19.02.2012 – Langsam gesprochene Nachrichten

Trainiere dein Hörverstehen mit den Nachrichten der Deutschen Welle von Freitag – als Text und als verständlich gesprochene Audio-Datei.

Bundeskanzlerin Angela Merkel auf der Suche nach einem Kandidaten für die Nachfolge von Christian Wulff

Bundeskanzlerin Angela Merkel auf der Suche nach einem Kandidaten für die Nachfolge von Christian Wulff

Bundeskanzlerin Angela Merkel setzt an diesem Sonntag ihre Suche nach einem parteiübergreifend anerkannten Kandidaten für die Nachfolge des zurückgetretenen Bundespräsidenten Christian Wulff fort.
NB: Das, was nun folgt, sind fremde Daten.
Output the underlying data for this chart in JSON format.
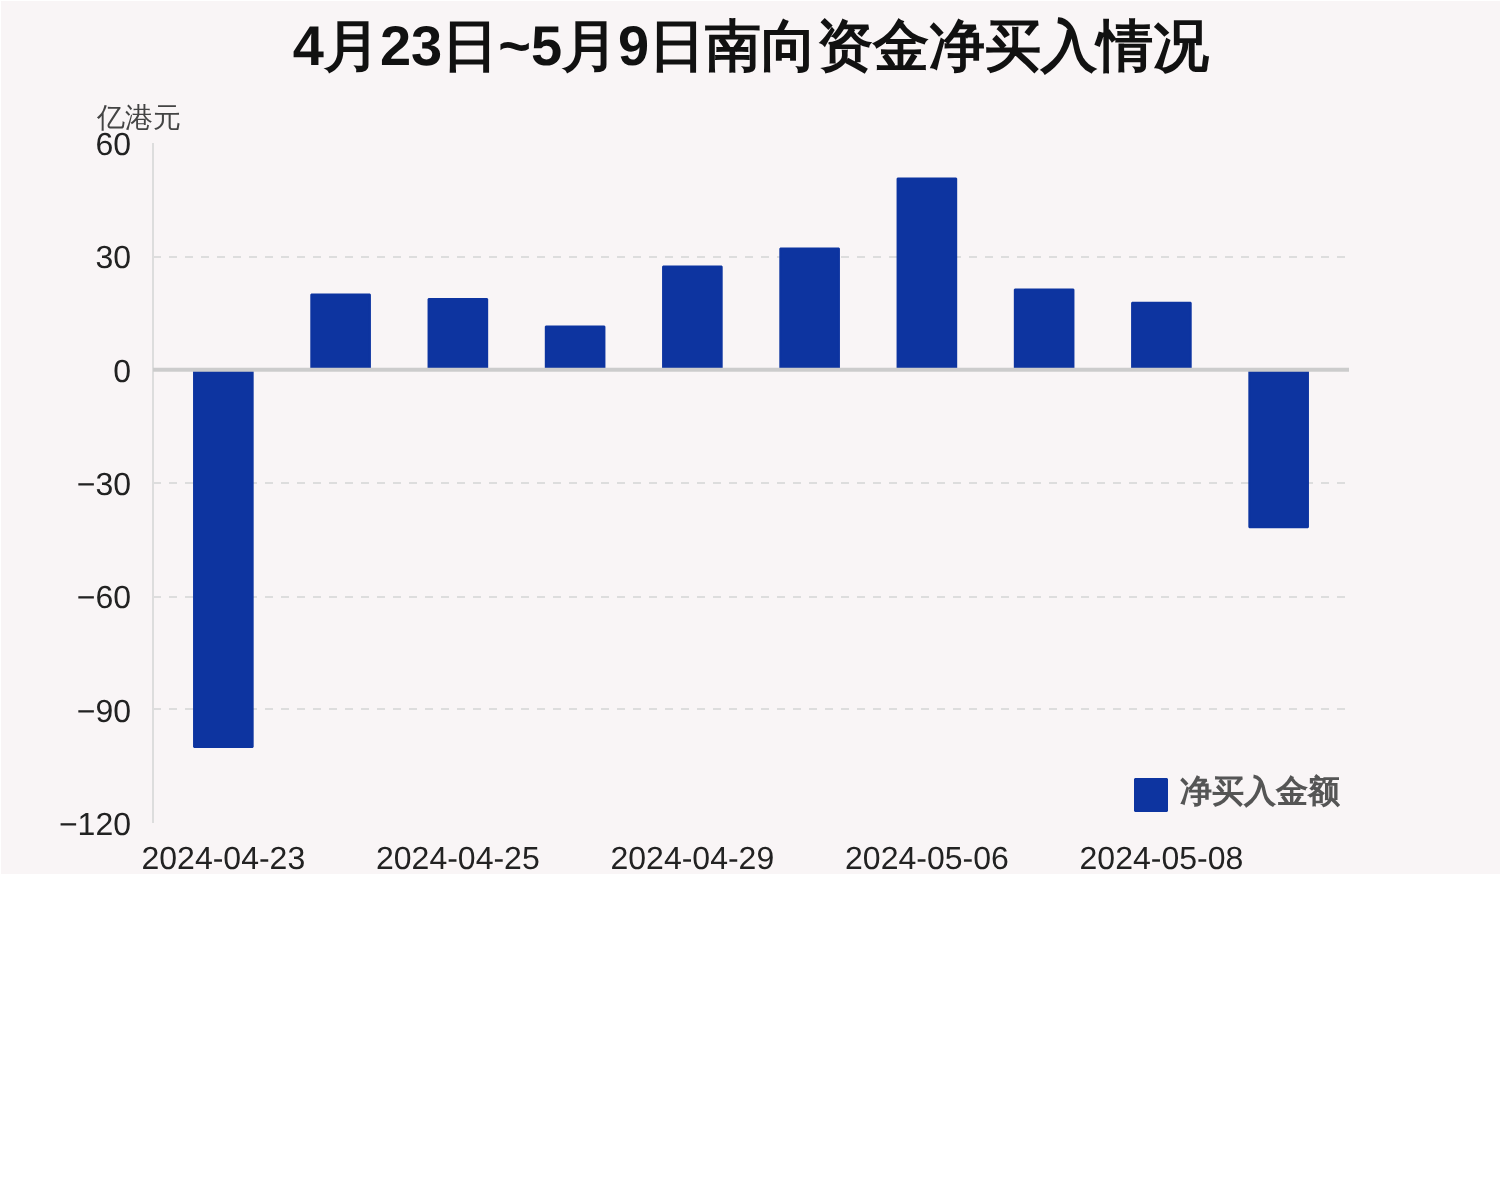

Die Spitzen von Union und FDP kommen im Laufe des Tages erneut zusammen. Möglicherweise gibt es auch ein Treffen mit Vertretern von SPD und Grünen. SPD-Chef Sigmar Gabriel drohte mit einem eigenen rotgrünen Kandidaten, wenn Merkel und die Koalition keine ernsthaften Gespräche mit den beiden Oppositionsparteien führen sollten. Eine Kandidatensuche nach dem Motto "Friss Vogel oder stirb" werde es nicht geben. Nach Medienberichten gelten unter anderen als mögliche Kandidaten der frühere Ratsvorsitzende der Evangelischen Kirche, Wolfgang Huber, und der ehemalige Leiter der Stasi-Unterlagenbehörde, Joachim Gauck. Genannt werden auch die Frankfurter Oberbürgermeisterin Petra Roth (CDU), EX-Bundesumweltminister Klaus Töpfer (CDU) sowie Bundestagsvizepräsidentin Katrin Göring-Eckardt von den Grünen.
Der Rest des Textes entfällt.